Since English isn’t you’re language I won’t harp too much on the spelling and grammar but there was too big chunks of dialogue on page 1 where you kept using “somewhat” when I assume you meant “someone”.
Despite the language barrier I think was able to follow along alright. The problem was there really wasn’t anything to follow along with. It’s just a random conversation that doesn’t really tell us anything about the characters apart from the fact that they’re low-level criminals and one was in Sweden for awhile.
There’s also too many blocks of dialogue with no descriptions. You should never have a full page that’s nothing but dialogue unless that dialogue’s very, very good and very, very interesting. Try and make the conversation a little more visual with little descriptions of what the characters are doing so it doesn’t feel like their just standing around talking. Even just adjusting the mirror or letting out a sigh can spark visual images in the readers head that makes things way more engaging.

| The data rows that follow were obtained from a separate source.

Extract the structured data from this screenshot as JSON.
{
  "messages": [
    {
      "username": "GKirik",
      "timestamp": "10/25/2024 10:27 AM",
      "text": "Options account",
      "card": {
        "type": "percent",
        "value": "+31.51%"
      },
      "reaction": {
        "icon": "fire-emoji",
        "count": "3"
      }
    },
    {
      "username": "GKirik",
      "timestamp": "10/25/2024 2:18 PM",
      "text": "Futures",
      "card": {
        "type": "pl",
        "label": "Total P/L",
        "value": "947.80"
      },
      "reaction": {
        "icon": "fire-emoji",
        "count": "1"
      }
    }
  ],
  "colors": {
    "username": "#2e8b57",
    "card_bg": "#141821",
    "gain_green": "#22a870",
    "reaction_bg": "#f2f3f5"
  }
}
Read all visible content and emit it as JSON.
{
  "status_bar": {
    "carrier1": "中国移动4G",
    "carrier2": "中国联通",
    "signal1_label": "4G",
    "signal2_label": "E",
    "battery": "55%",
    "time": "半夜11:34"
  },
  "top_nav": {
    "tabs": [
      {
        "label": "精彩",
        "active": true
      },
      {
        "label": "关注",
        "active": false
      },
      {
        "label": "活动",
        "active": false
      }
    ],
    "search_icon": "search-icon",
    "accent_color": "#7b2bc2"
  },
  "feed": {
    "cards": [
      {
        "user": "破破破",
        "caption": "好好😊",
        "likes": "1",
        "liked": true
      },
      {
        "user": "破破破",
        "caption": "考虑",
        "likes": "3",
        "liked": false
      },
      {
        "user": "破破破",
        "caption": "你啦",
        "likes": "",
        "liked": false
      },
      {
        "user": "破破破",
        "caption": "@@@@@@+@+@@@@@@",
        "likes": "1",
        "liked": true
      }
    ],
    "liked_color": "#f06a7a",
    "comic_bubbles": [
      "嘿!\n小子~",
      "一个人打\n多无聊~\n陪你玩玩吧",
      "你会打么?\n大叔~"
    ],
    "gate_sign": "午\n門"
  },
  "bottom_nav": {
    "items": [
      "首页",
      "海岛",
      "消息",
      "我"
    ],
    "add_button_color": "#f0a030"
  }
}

One last thing. Your “After a Minute and a Half Later” should be a superimposition not a subtitle and it should be done like this:
SUPERIMPOSE: "A Minute and a Half Later"
Then you fade in on your next scene.
Hope I helped.
Yeah, with that I was just trying to practice my dialogue writing, nothing big relevant to the story. This is my first time I write a script so first I just practice writing stuff and when I progress enough I may write seriously.